O coronavírus deixou até agora no Brasil um triste legado de mais de 90 000 mortos e 2,5 milhões de infectados, além da recessão econômica. Mas se é possível enxergar algum alento em meio à tragédia, ele vem do fato de a pandemia ter arrefecido uma chaga brasileira: a criminalidade. Levantamento feito por VEJA em São Paulo, Rio de Janeiro, Minas Gerais e Rio Grande do Sul mostra que no trimestre em que a quarentena foi adotada, de abril a junho, houve uma queda expressiva de crimes contra a vida (homicídios e latrocínios) e o patrimônio (roubos e furtos) em comparação com o mesmo período de 2019.

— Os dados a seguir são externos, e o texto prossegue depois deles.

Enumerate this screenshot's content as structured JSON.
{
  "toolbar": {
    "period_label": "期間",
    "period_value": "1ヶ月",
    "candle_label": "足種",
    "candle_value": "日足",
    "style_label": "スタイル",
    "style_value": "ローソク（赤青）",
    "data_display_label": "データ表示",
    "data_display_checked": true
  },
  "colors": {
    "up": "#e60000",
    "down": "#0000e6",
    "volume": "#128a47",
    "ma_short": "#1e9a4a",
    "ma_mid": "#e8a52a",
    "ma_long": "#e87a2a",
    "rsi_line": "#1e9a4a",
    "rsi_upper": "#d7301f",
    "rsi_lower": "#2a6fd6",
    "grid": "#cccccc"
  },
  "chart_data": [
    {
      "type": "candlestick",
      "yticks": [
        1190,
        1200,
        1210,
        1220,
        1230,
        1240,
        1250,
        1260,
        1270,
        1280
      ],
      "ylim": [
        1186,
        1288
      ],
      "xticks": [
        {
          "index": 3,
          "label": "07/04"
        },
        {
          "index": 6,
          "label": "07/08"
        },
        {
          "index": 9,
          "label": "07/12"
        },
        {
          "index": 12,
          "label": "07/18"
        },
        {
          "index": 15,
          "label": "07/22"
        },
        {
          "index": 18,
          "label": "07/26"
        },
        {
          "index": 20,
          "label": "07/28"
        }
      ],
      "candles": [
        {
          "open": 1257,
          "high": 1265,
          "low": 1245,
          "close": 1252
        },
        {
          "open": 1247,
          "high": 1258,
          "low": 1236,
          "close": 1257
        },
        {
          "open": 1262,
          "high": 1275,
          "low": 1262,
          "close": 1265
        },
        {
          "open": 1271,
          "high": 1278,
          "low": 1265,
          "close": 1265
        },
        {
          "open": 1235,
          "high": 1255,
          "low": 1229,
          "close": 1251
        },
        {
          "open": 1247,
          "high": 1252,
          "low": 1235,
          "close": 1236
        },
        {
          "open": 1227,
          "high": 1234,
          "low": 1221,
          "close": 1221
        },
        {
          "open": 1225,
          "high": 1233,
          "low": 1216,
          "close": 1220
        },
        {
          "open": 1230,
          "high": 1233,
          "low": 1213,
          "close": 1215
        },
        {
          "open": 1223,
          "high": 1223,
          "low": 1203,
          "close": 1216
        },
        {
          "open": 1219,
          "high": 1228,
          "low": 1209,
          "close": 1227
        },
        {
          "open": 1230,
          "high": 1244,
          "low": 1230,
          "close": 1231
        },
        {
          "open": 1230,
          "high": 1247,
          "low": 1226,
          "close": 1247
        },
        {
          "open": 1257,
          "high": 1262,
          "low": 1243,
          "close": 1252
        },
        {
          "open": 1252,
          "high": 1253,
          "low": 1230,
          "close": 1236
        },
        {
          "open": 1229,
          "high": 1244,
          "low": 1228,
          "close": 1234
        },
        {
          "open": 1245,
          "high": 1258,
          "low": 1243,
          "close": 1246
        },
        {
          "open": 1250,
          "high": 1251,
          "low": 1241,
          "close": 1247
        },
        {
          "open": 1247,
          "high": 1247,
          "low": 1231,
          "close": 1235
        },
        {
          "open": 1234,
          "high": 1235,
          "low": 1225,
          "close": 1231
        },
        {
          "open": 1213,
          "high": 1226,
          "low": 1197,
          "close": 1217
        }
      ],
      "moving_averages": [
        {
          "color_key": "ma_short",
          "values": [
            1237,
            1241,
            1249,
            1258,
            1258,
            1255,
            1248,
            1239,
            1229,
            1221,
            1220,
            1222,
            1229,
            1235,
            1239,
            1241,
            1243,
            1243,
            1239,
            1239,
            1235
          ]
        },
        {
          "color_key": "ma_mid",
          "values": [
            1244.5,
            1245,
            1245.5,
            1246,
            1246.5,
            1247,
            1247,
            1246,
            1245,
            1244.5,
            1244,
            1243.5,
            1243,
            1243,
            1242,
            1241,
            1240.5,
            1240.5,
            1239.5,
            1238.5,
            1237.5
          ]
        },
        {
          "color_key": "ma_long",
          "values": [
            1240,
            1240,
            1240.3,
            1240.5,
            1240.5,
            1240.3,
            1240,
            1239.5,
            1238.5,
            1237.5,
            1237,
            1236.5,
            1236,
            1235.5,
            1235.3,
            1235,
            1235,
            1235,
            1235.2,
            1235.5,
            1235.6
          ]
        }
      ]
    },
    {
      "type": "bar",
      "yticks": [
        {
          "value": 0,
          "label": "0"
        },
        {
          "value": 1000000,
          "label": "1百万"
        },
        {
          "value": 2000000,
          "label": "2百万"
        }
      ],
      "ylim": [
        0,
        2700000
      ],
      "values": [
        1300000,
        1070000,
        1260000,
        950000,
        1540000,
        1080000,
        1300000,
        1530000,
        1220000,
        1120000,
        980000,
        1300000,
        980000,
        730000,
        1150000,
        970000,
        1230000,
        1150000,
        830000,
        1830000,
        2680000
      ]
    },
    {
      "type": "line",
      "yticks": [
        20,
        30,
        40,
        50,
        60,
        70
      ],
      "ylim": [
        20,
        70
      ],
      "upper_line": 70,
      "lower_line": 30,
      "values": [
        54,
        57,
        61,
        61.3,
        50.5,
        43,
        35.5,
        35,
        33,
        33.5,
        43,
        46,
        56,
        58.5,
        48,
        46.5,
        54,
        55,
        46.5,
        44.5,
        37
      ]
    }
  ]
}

Há justificativas simples e outras mais complexas para o movimento. Sobre roubos e furtos, a explicação está no próprio isolamento social. “A diminuição deve-se, principalmente, à redução da atividade econômica. Há menos pessoas nas ruas, menos dinheiro em circulação”, diz Rafael Alcadipani, professor da FGV e membro do Fórum Brasileiro de Segurança Pública. A constatação mostra como era exagerado um dos argumentos do presidente Jair Bolsonaro contra a adoção da quarentena no país — em março, ele dizia que, se a população fosse impedida de trabalhar, haveria uma onda de saques, assaltos e furtos. Não houve, mas é fato que o seu próprio governo contribuiu para evitar tal cenário, com o pagamento do auxílio emergencial de 600 reais a 63,5 milhões de pessoas. As blitze sanitárias com fiscais, policiais e guardas também ajudaram a inibir a ação de criminosos.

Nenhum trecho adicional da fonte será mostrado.